Kadın cinayetleri, cinsiyet eşitsizliğinin en kanlı yüzü. Şimdi durup kendimize sormamız gereken o zor soruyu soralım: Bir toplumda her yıl yüzlerce kadın öldürülüyorsa, buna gerçek anlamda bir “toplum” diyebilir miyiz? Bir toplumun bile henüz inşa edilemediği bir yapıda kalkınmadan bahsedebilir miyiz?
Bu durumda sürdürülebilir kalkınmadan bahsetmek bile bir lüks. Çünkü Türkiye’de sadece 2023 yılında 315 kadın cinayeti işlendi; 248 kadın ise şüpheli şekilde ölü bulundu. 2024’te ise 280 günde, 292 kadın yaşam hakkından mahrum edildi. Bu sayılar, sürdürülebilir kalkınmanın önemli bir kavşağı olan kadına karşı şiddetle mücadelede nasıl başarısız olduğumuzun en acı göstergesi. Daha da kötüsü, bu tablonun ardında, hukukun üstünlüğünü zedeleyen bir anlayış mevcut.
Kadının tehlikede olduğu yerde toplum yoktur
Sağlıklı bir toplumdan söz etmek için önce yaşam hakkını tartışmaya gerek duymayan bir güvence yapısından söz edebilmek gerek. Ancak her yıl yüzlerce kadının öldürüldüğü, binlerce kadının şiddet ve tehdit altında yaşadığı bir ülkede toplum değil, korku toplumu vardır. Bugün, bu gerçeklerle yüzleşmeli ve yaşama hakkının güvence altına alınmadığı bir ülkede “millet” diyebileceğimiz bir yapı olmadığını da ayrıca kabul etmeliyiz.
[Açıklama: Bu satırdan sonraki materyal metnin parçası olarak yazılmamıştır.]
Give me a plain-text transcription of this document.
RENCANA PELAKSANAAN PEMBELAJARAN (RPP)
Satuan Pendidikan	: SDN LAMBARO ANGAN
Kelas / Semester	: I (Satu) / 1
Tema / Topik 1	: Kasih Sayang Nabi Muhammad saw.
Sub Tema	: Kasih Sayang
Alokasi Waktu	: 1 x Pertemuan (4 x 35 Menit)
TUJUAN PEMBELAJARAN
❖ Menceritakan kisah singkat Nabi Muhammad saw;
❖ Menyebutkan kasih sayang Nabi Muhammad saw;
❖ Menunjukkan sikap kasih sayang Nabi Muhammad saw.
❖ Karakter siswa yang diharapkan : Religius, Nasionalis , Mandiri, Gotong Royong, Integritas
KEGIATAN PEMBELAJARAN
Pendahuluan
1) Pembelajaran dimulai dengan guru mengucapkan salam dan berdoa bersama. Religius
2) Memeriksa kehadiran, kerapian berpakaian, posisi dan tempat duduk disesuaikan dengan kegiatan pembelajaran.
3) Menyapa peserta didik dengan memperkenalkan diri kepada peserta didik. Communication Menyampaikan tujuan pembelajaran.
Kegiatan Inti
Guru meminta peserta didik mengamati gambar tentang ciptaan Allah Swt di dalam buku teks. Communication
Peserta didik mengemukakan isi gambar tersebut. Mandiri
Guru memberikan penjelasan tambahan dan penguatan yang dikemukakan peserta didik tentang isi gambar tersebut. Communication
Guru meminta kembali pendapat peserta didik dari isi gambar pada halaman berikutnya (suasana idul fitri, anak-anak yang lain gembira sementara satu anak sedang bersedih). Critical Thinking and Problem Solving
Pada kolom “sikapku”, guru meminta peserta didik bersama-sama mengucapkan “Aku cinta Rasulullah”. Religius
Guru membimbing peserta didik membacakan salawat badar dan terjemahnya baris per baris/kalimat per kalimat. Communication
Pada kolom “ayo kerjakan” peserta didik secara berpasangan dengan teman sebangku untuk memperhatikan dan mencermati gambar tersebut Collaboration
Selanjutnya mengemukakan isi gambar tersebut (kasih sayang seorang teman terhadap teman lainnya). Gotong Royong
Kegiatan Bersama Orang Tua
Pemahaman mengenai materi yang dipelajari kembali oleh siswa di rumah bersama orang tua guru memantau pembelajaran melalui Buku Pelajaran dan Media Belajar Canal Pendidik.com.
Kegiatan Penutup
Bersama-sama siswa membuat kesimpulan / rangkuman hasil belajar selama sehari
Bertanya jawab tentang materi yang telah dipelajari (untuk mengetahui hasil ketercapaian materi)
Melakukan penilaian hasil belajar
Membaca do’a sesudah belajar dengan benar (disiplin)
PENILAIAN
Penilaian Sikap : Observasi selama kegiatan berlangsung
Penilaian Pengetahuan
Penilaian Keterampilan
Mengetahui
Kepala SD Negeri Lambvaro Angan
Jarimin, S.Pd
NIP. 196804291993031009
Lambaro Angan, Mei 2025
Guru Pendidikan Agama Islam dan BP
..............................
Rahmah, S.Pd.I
Bu kabul olmadan ne yaşam hakkı korunabilir ne sürdürülebilir kalkınma sağlanabilir ne de adalet tesis edilebilir. Kadınların yaşam hakkı bir lüks, bir iyi niyet ve sürdürülebilir kalkınma meselesi değil, demokratik ve gelişmiş bir toplum olmanın temel şartı olarak görülmeli. Gelelim Türkiye’nin sürdürülebilir kalkınma konusunda kat ettiği mesafeye… Kadınların en temel hakları olan yaşam ve güvenlik haklarının korunmadığı bir toplumda, hangi kalkınma mesafesinden bahsedebiliriz?